Stimulants used for ADHD, such as amphetamine-based and methylphenidate-based medications, are classified as Schedule II controlled substances, meaning they have the highest level of restriction among prescribed drugs. Benzodiazepines used for anxiety, including alprazolam, clonazepam, and lorazepam, are Schedule IV. Controlled substances generally require more frequent follow-up visits, may have limits on refills, and in some states face additional prescribing rules depending on the provider type.

If you need a controlled medication, this is worth knowing because it can affect how often you’ll need appointments and whether a telehealth-only arrangement will work long term.

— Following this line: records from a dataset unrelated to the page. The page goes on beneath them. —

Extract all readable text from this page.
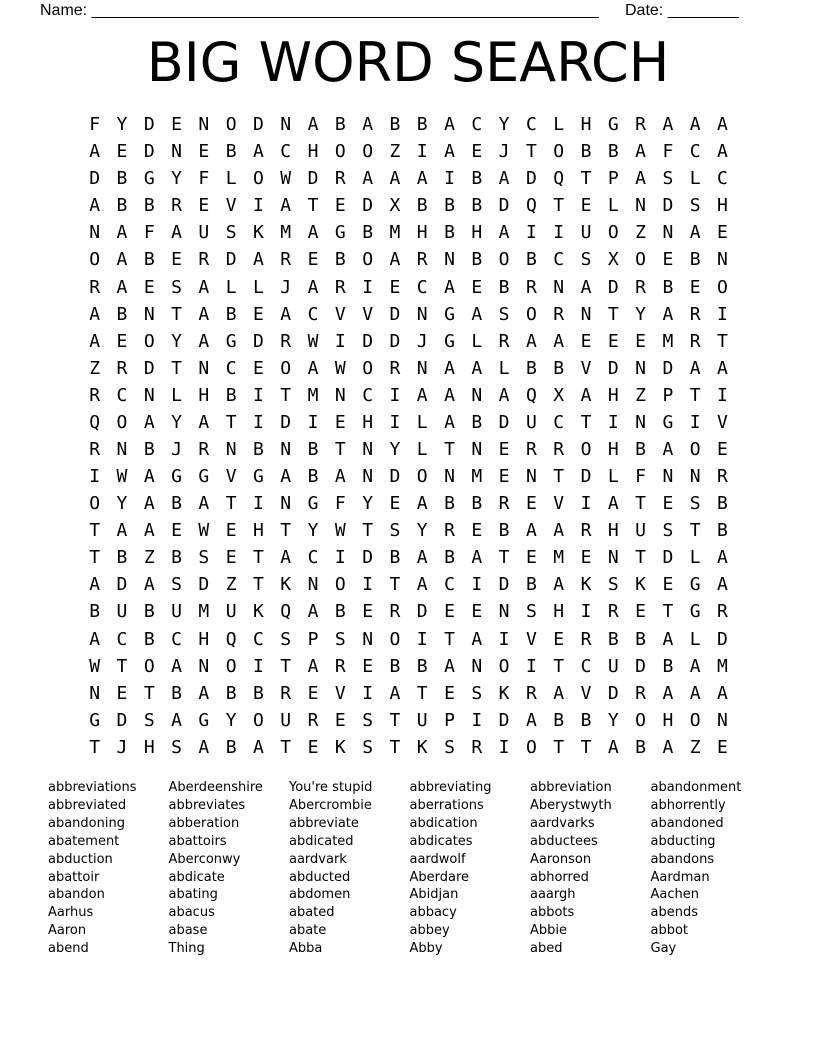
Name: _________________________________________________________ Date: ________
BIG WORD SEARCH
F Y D E N O D N A B A B B A C Y C L H G R A A A
A E D N E B A C H O O Z I A E J T O B B A F C A
D B G Y F L O W D R A A A I B A D Q T P A S L C
A B B R E V I A T E D X B B B D Q T E L N D S H
N A F A U S K M A G B M H B H A I I U O Z N A E
O A B E R D A R E B O A R N B O B C S X O E B N
R A E S A L L J A R I E C A E B R N A D R B E O
A B N T A B E A C V V D N G A S O R N T Y A R I
A E O Y A G D R W I D D J G L R A A E E E M R T
Z R D T N C E O A W O R N A A L B B V D N D A A
R C N L H B I T M N C I A A N A Q X A H Z P T I
Q O A Y A T I D I E H I L A B D U C T I N G I V
R N B J R N B N B T N Y L T N E R R O H B A O E
I W A G G V G A B A N D O N M E N T D L F N N R
O Y A B A T I N G F Y E A B B R E V I A T E S B
T A A E W E H T Y W T S Y R E B A A R H U S T B
T B Z B S E T A C I D B A B A T E M E N T D L A
A D A S D Z T K N O I T A C I D B A K S K E G A
B U B U M U K Q A B E R D E E N S H I R E T G R
A C B C H Q C S P S N O I T A I V E R B B A L D
W T O A N O I T A R E B B A N O I T C U D B A M
N E T B A B B R E V I A T E S K R A V D R A A A
G D S A G Y O U R E S T U P I D A B B Y O H O N
T J H S A B A T E K S T K S R I O T T A B A Z E
abbreviations
abbreviated
abandoning
abatement
abduction
abattoir
abandon
Aarhus
Aaron
abend
Aberdeenshire
abbreviates
abberation
abattoirs
Aberconwy
abdicate
abating
abacus
abase
Thing
You're stupid
Abercrombie
abbreviate
abdicated
aardvark
abducted
abdomen
abated
abate
Abba
abbreviating
aberrations
abdication
abdicates
aardwolf
Aberdare
Abidjan
abbacy
abbey
Abby
abbreviation
Aberystwyth
aardvarks
abductees
Aaronson
abhorred
aaargh
abbots
Abbie
abed
abandonment
abhorrently
abandoned
abducting
abandons
Aardman
Aachen
abends
abbot
Gay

What to Expect at a Medication Appointment

An initial medication evaluation is longer than a standard office visit. Expect 45 to 60 minutes with a psychiatrist or PMHNP, sometimes longer. The prescriber will ask about your symptoms, their severity and duration, your medical history, family psychiatric history, any substances you use, and what treatments you’ve tried before. First visits for depression and anxiety in primary care also tend to run longer than typical appointments, as doctors accommodate the extra time these conversations require.

Follow-up visits are shorter, typically 15 to 30 minutes. Early on, you’ll be seen more frequently, often every two to four weeks, so the prescriber can check whether the medication is working and watch for side effects. Once you’re stable on a medication, visits may space out to every few months.

How to Get an Appointment

Your path to a prescriber depends on your insurance and what kind of provider you want to see. If you have an HMO plan, you’ll likely need a referral from your primary care doctor before insurance covers a psychiatrist visit. PPO plans generally let you see a specialist without a referral, though you’ll still want to confirm the provider is in-network.

The fastest route to medication is almost always your primary care doctor, who can see you sooner and start treatment while you wait for a specialist if one is needed. If you want to go directly to a psychiatric specialist, telehealth platforms often have shorter wait times than local clinics. Community mental health centers are another option, particularly if you’re uninsured or on Medicaid, as they typically have prescribers on staff and use sliding-scale fees.